Dai versi satanici ai racconti boccacceschi: può essere divertente apprendere che uno scrittore considerato un’icona della libertà è anche un soggetto “ossessionato dal sesso”. Di per sé non ci sarebbe nulla di strano. Senonché, nel caso di Salman Rushdie, c’è anche il poco edificante risvolto del  cinismo e dell’insensibilità. Questo almeno è il poco edificate ritratto che esce dalla penna di una delle ex mogli di Rushdie (lo scrittore ne ha avute quattro), la bellissima Padma Lakshmi, ex modella e presentatrice televisiva.  La ex Lady Rushdie ha pubblicato un libro in cui definisce Salman un uomo freddo e indifferente. Certo, i ritratti delle “ex” sono normalmente ritratti al veleno e c’è sempre da fare la tara su  quello che viene raccontato. Però non è molto bello apprendere che Rushide definiì Padma “un cattivo investimento” quando una volta lei gli disse di no «Quando lei rifiutò le sue avances – si legge sul sito del Corriere della Sera – , sostenne che la malattia della moglie – l’endometriosi – fosse in realtà una scusa per non fare sesso con lui.

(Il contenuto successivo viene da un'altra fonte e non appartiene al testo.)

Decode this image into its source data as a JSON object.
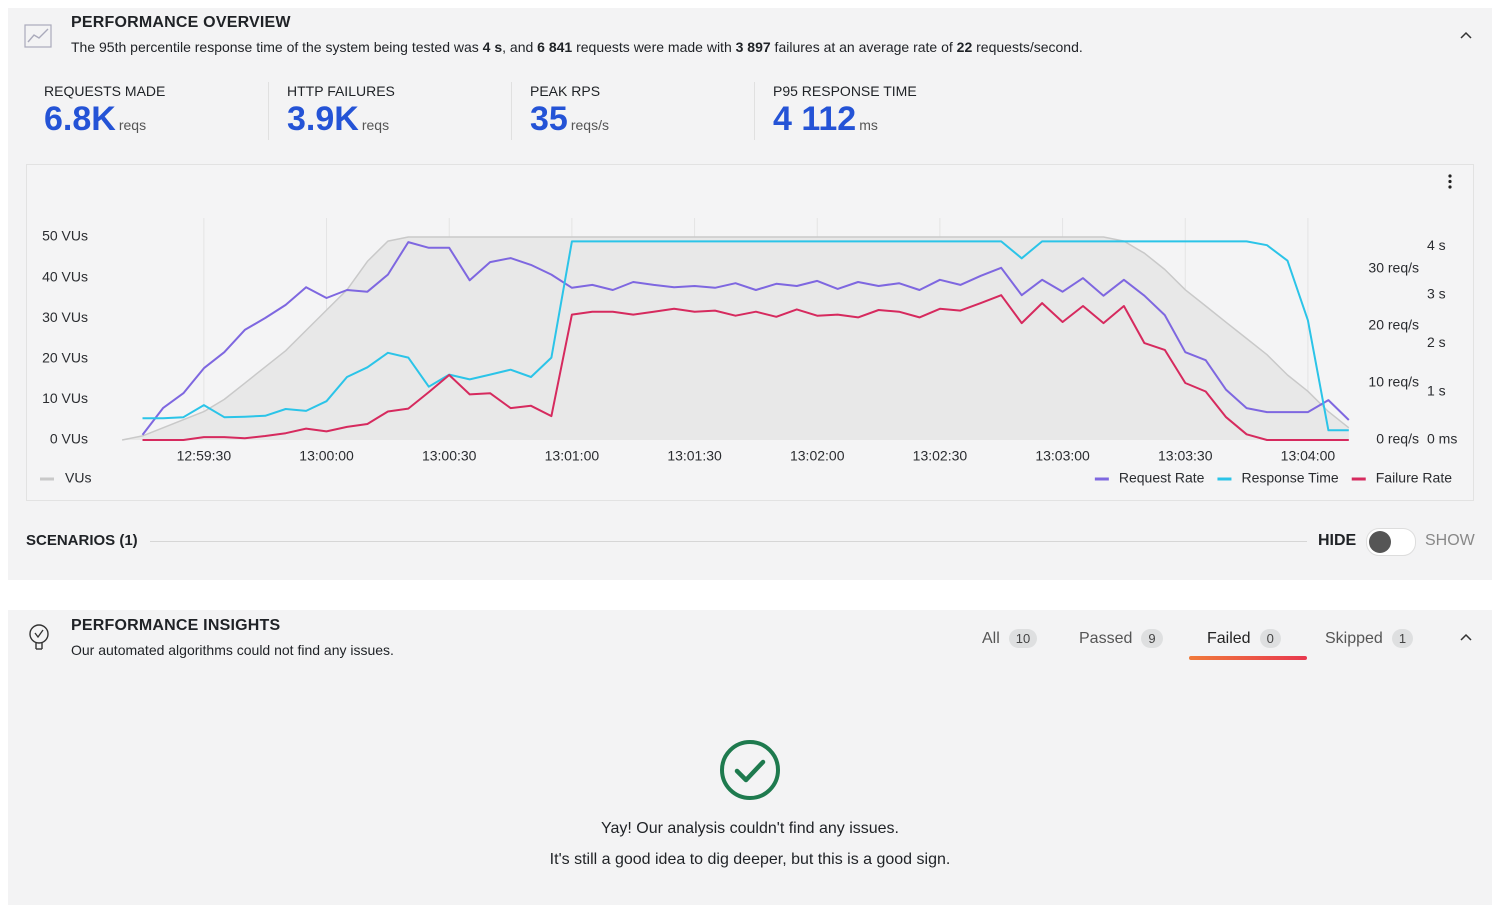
{
  "overview": {
    "title": "PERFORMANCE OVERVIEW",
    "summary": [
      "The 95th percentile response time of the system being tested was ",
      "4 s",
      ", and ",
      "6 841",
      " requests were made with ",
      "3 897",
      " failures at an average rate of ",
      "22",
      " requests/second."
    ],
    "stats": [
      {
        "label": "REQUESTS MADE",
        "value": "6.8K",
        "unit": "reqs"
      },
      {
        "label": "HTTP FAILURES",
        "value": "3.9K",
        "unit": "reqs"
      },
      {
        "label": "PEAK RPS",
        "value": "35",
        "unit": "reqs/s"
      },
      {
        "label": "P95 RESPONSE TIME",
        "value": "4 112",
        "unit": "ms"
      }
    ]
  },
  "chart_data": {
    "type": "line",
    "x": [
      "12:59:10",
      "12:59:15",
      "12:59:20",
      "12:59:25",
      "12:59:30",
      "12:59:35",
      "12:59:40",
      "12:59:45",
      "12:59:50",
      "12:59:55",
      "13:00:00",
      "13:00:05",
      "13:00:10",
      "13:00:15",
      "13:00:20",
      "13:00:25",
      "13:00:30",
      "13:00:35",
      "13:00:40",
      "13:00:45",
      "13:00:50",
      "13:00:55",
      "13:01:00",
      "13:01:05",
      "13:01:10",
      "13:01:15",
      "13:01:20",
      "13:01:25",
      "13:01:30",
      "13:01:35",
      "13:01:40",
      "13:01:45",
      "13:01:50",
      "13:01:55",
      "13:02:00",
      "13:02:05",
      "13:02:10",
      "13:02:15",
      "13:02:20",
      "13:02:25",
      "13:02:30",
      "13:02:35",
      "13:02:40",
      "13:02:45",
      "13:02:50",
      "13:02:55",
      "13:03:00",
      "13:03:05",
      "13:03:10",
      "13:03:15",
      "13:03:20",
      "13:03:25",
      "13:03:30",
      "13:03:35",
      "13:03:40",
      "13:03:45",
      "13:03:50",
      "13:03:55",
      "13:04:00",
      "13:04:05",
      "13:04:10"
    ],
    "xlim": [
      "12:59:09",
      "13:04:12"
    ],
    "xticks": [
      "12:59:30",
      "13:00:00",
      "13:00:30",
      "13:01:00",
      "13:01:30",
      "13:02:00",
      "13:02:30",
      "13:03:00",
      "13:03:30",
      "13:04:00"
    ],
    "grid": "x",
    "legend": "bottom",
    "ylim": [
      0,
      50
    ],
    "yticks": [
      {
        "value": 0,
        "label": "0 VUs"
      },
      {
        "value": 10,
        "label": "10 VUs"
      },
      {
        "value": 20,
        "label": "20 VUs"
      },
      {
        "value": 30,
        "label": "30 VUs"
      },
      {
        "value": 40,
        "label": "40 VUs"
      },
      {
        "value": 50,
        "label": "50 VUs"
      }
    ],
    "y2lim": [
      0,
      35.6
    ],
    "y2ticks": [
      {
        "value": 0,
        "label": "0 req/s"
      },
      {
        "value": 10,
        "label": "10 req/s"
      },
      {
        "value": 20,
        "label": "20 req/s"
      },
      {
        "value": 30,
        "label": "30 req/s"
      }
    ],
    "y3lim": [
      0,
      4190
    ],
    "y3ticks": [
      {
        "value": 0,
        "label": "0 ms"
      },
      {
        "value": 1000,
        "label": "1 s"
      },
      {
        "value": 2000,
        "label": "2 s"
      },
      {
        "value": 3000,
        "label": "3 s"
      },
      {
        "value": 4000,
        "label": "4 s"
      }
    ],
    "series": [
      {
        "name": "VUs",
        "color": "#c9c9c9",
        "fill": "#e8e8e8",
        "values": [
          0,
          1,
          3,
          5,
          7,
          10,
          14,
          18,
          22,
          27,
          32,
          37,
          44,
          49,
          50,
          50,
          50,
          50,
          50,
          50,
          50,
          50,
          50,
          50,
          50,
          50,
          50,
          50,
          50,
          50,
          50,
          50,
          50,
          50,
          50,
          50,
          50,
          50,
          50,
          50,
          50,
          50,
          50,
          50,
          50,
          50,
          50,
          50,
          50,
          49,
          46,
          42,
          37,
          33,
          29,
          25,
          21,
          16,
          12,
          7,
          3
        ]
      },
      {
        "name": "Request Rate",
        "color": "#7e67e0",
        "axis": "y2",
        "values": [
          null,
          0.9,
          5.6,
          8.2,
          12.6,
          15.4,
          19.3,
          21.4,
          23.7,
          26.8,
          24.9,
          26.3,
          26,
          29,
          34.7,
          33.7,
          33.7,
          28,
          31.2,
          31.9,
          30.7,
          29,
          26.7,
          27.2,
          26.3,
          27.7,
          27.2,
          26.8,
          27,
          26.7,
          27.5,
          26.3,
          27.4,
          27,
          27.9,
          26.5,
          27.7,
          27,
          27.5,
          26.3,
          28.1,
          27.2,
          28.8,
          30.2,
          25.4,
          28.1,
          26,
          28.4,
          25.3,
          28.1,
          25.3,
          21.9,
          15.4,
          14,
          8.8,
          5.6,
          4.9,
          4.9,
          4.9,
          7,
          3.5
        ]
      },
      {
        "name": "Response Time",
        "color": "#2bc4e8",
        "axis": "y3",
        "values": [
          null,
          450,
          450,
          470,
          720,
          470,
          480,
          500,
          640,
          600,
          800,
          1300,
          1500,
          1800,
          1700,
          1100,
          1350,
          1250,
          1350,
          1450,
          1300,
          1700,
          4100,
          4100,
          4100,
          4100,
          4100,
          4100,
          4100,
          4100,
          4100,
          4100,
          4100,
          4100,
          4100,
          4100,
          4100,
          4100,
          4100,
          4100,
          4100,
          4100,
          4100,
          4100,
          3750,
          4100,
          4100,
          4100,
          4100,
          4100,
          4100,
          4100,
          4100,
          4100,
          4100,
          4100,
          4020,
          3700,
          2470,
          200,
          200
        ]
      },
      {
        "name": "Failure Rate",
        "color": "#d62a5e",
        "axis": "y2",
        "values": [
          null,
          0,
          0,
          0,
          0.5,
          0.5,
          0.3,
          0.7,
          1.2,
          2,
          1.5,
          2.3,
          2.8,
          5,
          5.5,
          8.4,
          11.4,
          8,
          8.2,
          5.6,
          6,
          4.2,
          22,
          22.5,
          22.5,
          22,
          22.5,
          23,
          22.5,
          22.7,
          21.8,
          22.5,
          21.6,
          22.9,
          21.8,
          22,
          21.5,
          22.8,
          22.5,
          21.5,
          23,
          22.7,
          24,
          25.4,
          20.5,
          24,
          20.7,
          23.5,
          20.5,
          23.5,
          17,
          15.8,
          10,
          8.5,
          4,
          1,
          0,
          0,
          0,
          0,
          0
        ]
      }
    ]
  },
  "scenarios": {
    "label": "SCENARIOS (1)",
    "hide": "HIDE",
    "show": "SHOW"
  },
  "insights": {
    "title": "PERFORMANCE INSIGHTS",
    "subtitle": "Our automated algorithms could not find any issues.",
    "tabs": [
      {
        "label": "All",
        "count": "10"
      },
      {
        "label": "Passed",
        "count": "9"
      },
      {
        "label": "Failed",
        "count": "0"
      },
      {
        "label": "Skipped",
        "count": "1"
      }
    ],
    "message": "Yay! Our analysis couldn't find any issues.",
    "note": "It's still a good idea to dig deeper, but this is a good sign."
  }
}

E proprio l’endometriosi della modella fu la causa del litigio finale: lei tornò a casa dalla clinica dopo un intervento di 5 ore per rimediare al problema, e il giorno successivo Rushdie partì ugualmente per un viaggio di lavoro spiegando che “the show must go on”, lo spettacolo deve continuare (appena fu in grado di camminare, lei si recò immediatamente da un avvocato divorzista: fine della storia)». Che dire? Che forse la notorietà da fatwa dà  un po’ alla testa.